The pleasures of consignment shopping on vacation are legion. And although we’re not vintage people (the only antiques you’ll find in our home are a gramophone Art inherited from his parents and an antique organ left to our son Ian by his grand-father that we’re housing until he puts down permanent roots or we sell it: whichever comes first). We like to be surrounded by new. But that doesn’t necessarily extend to everything in our lives. Case in point: our recent trip to Puerto Rico.
It all started two years ago when we spent a few days in San Juan en route to a southern Caribbean cruise. We had been in San Juan only once before – and only for one day. We had not been impressed. This time, however, we decided to give it a try. We discovered a city and an island that has the best of the old and the new. With miles of pristine beaches to walk, rain forests to explore and shops to discover, we were in heaven. On our last day in old San Juan as we wandered among the cobble-stoned streets lined with restored 400-year-old Spanish style buildings, we stumbled upon a small shop whose windows were filled with the most extraordinary jewelry we’d ever seen.

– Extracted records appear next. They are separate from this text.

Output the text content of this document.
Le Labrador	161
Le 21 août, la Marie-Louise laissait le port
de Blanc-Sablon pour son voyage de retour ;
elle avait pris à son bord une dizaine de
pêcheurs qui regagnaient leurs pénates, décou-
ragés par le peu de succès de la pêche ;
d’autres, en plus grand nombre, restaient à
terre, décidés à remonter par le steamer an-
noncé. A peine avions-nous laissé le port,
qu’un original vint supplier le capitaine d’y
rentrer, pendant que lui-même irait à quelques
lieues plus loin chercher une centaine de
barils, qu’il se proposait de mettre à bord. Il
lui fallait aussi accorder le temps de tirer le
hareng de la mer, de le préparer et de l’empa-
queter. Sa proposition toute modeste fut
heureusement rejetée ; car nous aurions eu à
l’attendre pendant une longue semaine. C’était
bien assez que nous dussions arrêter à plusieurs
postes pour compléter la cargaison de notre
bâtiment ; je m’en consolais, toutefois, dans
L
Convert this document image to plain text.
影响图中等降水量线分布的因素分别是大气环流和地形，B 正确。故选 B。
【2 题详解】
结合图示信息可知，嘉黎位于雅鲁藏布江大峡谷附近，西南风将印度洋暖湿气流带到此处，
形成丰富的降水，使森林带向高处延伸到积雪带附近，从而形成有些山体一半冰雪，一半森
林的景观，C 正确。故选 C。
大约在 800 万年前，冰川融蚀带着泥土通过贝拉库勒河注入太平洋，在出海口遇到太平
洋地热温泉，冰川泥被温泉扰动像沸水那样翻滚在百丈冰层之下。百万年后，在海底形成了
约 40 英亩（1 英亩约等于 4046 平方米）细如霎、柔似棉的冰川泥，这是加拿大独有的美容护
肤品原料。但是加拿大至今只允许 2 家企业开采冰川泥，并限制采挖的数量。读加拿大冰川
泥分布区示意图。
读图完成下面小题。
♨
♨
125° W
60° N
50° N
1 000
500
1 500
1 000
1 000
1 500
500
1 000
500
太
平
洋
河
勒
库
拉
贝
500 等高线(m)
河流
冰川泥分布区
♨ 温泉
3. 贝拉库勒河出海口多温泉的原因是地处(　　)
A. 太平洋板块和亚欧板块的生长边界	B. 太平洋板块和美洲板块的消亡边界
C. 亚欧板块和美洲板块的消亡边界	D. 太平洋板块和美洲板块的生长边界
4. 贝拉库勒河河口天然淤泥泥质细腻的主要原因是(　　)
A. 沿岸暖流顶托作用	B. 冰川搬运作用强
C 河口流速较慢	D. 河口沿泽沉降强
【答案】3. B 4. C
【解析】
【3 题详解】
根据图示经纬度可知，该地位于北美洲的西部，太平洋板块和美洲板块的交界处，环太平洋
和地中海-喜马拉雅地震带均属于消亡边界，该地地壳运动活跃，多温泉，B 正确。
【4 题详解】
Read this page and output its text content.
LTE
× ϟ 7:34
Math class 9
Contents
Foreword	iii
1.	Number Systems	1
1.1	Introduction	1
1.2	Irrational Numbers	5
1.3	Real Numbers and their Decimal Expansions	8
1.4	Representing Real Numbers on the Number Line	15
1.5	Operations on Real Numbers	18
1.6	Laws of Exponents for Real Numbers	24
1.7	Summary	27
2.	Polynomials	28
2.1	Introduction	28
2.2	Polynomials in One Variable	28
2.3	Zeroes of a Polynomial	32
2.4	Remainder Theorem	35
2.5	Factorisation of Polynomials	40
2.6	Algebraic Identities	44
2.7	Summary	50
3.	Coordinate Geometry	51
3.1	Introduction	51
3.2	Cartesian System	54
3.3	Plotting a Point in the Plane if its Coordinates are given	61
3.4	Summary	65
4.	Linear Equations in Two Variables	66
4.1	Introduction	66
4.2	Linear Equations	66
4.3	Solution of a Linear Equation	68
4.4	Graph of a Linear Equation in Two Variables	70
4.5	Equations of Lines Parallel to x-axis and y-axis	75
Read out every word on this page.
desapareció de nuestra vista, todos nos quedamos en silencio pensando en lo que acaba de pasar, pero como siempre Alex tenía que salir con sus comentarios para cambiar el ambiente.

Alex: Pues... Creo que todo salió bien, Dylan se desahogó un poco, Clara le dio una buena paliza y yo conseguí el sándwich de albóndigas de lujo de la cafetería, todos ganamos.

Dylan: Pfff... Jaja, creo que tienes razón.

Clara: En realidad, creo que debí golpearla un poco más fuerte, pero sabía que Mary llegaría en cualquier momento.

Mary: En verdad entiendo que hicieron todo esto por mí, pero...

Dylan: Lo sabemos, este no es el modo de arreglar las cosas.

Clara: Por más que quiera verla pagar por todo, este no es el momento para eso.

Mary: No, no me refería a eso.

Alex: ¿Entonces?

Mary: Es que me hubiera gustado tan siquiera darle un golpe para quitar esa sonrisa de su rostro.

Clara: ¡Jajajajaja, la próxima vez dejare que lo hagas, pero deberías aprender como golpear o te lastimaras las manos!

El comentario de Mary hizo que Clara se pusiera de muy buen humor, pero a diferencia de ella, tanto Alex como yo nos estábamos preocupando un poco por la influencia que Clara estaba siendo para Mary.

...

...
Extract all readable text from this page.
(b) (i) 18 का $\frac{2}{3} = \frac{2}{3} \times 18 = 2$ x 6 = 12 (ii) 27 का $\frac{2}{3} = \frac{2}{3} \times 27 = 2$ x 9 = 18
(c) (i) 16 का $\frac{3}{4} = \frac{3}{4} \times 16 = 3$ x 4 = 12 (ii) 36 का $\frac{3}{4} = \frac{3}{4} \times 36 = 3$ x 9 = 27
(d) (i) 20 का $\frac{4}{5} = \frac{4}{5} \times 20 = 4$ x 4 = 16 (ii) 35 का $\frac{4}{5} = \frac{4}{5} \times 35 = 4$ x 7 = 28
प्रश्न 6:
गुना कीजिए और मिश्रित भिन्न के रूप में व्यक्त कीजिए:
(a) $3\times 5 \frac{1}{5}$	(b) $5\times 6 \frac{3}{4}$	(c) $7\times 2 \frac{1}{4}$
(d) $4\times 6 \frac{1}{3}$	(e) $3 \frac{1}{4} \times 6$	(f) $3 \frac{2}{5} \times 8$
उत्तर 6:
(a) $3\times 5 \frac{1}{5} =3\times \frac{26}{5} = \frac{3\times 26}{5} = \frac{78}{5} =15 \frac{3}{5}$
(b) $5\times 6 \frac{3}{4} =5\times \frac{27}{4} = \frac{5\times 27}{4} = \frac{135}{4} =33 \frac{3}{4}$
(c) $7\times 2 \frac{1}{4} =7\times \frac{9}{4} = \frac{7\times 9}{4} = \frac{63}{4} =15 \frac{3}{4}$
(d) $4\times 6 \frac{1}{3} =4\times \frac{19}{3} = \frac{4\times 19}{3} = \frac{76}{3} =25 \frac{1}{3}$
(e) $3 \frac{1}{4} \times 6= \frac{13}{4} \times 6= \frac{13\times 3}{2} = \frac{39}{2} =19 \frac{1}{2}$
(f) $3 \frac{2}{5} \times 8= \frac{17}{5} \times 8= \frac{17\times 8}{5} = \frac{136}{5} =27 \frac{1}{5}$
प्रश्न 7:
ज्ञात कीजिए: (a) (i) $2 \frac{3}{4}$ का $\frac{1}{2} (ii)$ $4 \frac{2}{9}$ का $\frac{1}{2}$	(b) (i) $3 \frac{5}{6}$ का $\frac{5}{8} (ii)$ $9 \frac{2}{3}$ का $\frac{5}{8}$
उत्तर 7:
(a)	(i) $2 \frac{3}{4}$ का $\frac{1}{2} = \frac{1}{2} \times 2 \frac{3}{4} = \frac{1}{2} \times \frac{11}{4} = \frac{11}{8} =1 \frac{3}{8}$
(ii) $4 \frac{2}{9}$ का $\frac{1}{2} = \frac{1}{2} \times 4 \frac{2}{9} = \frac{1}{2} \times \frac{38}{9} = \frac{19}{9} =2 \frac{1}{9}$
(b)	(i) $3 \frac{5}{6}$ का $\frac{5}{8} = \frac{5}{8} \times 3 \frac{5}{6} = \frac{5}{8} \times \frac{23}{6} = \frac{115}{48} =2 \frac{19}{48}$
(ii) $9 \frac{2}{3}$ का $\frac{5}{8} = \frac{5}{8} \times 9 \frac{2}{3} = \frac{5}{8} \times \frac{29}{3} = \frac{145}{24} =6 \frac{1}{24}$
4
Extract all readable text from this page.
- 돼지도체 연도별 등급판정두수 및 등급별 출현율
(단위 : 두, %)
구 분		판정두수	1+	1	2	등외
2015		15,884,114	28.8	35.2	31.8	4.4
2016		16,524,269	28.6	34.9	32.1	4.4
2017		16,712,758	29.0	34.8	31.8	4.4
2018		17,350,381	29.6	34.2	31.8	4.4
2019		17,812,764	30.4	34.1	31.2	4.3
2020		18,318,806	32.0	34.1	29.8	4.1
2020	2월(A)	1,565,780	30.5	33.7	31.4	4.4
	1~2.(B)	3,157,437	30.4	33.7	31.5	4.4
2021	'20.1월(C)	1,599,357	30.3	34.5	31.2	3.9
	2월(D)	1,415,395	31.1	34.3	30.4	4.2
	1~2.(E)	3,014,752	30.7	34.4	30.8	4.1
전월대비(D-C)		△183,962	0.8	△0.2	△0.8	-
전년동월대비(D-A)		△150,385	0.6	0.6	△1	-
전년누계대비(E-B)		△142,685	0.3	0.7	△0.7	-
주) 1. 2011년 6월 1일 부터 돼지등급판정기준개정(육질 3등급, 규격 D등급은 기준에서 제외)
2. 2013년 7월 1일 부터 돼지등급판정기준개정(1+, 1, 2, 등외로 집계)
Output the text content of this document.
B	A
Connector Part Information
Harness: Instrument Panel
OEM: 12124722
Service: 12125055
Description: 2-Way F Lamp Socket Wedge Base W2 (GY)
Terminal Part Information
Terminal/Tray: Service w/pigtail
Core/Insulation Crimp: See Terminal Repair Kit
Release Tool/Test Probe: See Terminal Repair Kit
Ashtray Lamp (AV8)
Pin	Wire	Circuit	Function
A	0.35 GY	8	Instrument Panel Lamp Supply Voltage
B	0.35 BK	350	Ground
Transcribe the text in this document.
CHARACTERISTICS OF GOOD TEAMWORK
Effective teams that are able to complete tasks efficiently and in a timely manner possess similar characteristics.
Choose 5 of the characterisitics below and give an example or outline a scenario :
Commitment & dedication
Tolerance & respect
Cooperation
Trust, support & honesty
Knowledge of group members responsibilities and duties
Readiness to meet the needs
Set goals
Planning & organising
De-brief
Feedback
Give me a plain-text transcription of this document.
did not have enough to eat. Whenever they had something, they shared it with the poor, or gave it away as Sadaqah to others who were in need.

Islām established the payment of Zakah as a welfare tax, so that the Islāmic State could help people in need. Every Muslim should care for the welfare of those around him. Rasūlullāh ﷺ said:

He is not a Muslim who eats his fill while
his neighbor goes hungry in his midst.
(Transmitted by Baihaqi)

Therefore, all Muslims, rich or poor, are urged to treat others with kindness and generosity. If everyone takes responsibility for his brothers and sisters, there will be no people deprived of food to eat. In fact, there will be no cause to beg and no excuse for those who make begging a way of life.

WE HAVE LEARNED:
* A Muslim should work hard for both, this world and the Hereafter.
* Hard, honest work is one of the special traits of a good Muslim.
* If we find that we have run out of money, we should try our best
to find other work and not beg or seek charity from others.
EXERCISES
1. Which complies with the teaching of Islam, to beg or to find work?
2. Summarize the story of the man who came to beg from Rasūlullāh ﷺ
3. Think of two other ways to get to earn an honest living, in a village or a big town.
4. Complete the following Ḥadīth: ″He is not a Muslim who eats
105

Although we had already done our requisite vacation shopping (and had reached our customs limit which we will never exceed since we value our Nexus cards), we knew that we were window shopping only. We entered.
We chatted with the proprietor who knew that we were not buying, but that didn’t matter to him. He was delighted to show us anything and everything. Every necklace he put around Patty’s neck, every pair of shirt studs he showed Art all had a story. And these were stories we vowed we would return to hear more about. So, last month we were true to our word, and the shop was our first stop in old San Juan.
With an unassuming exterior, Ramón López’s shop on calle Fortaleza is a treasure trove of history and beauty. And the proprietor himself, who next year will celebrate 50 years in business in this exact location, is a true gentleman, proud of his work and clearly possessed of an extraordinary eye for quality pieces.
Sr. López is a well-known figure in the vintage jewelry business, having been featured in magazine articles over the course of his storied career. His pieces are acquired mostly from direct purchases from Puerto Rican estates. As we tried on piece after piece, we were swept back to a time in San Juan’s history when the grand ladies would alight from carriages and make their way to the Teatro Tapia, built in 1832, now one of the oldest theaters in the western hemisphere. Their ball gowns would be exquisitely complemented by the necklaces adorning their throats and the bracelets dripping from their wrists. And now those pieces are in the cases at Ramón López Vintage and Estate Jeweler.
As Sr. López offered piece after piece of jewelry for us to try, Art commented that he had remarkable sales skills.
“No,” he said shaking his head, “There is no need when you have the merchandise.” With that he clasped another bracelet onto Patty’s wrist. So right he is!
Before we left, he shared with us several photos of his children – one a lawyer, the other a medical student – and introduced us to his wife, a lawyer, who looks after the business end of things now. We waved good-bye as we assured him we’d be back – then we emerged back into the brilliant sunshine of old San Juan.
Oh, did we buy anything? But of course!
Ramón López is located in old San Juan at 256 Fortaleza.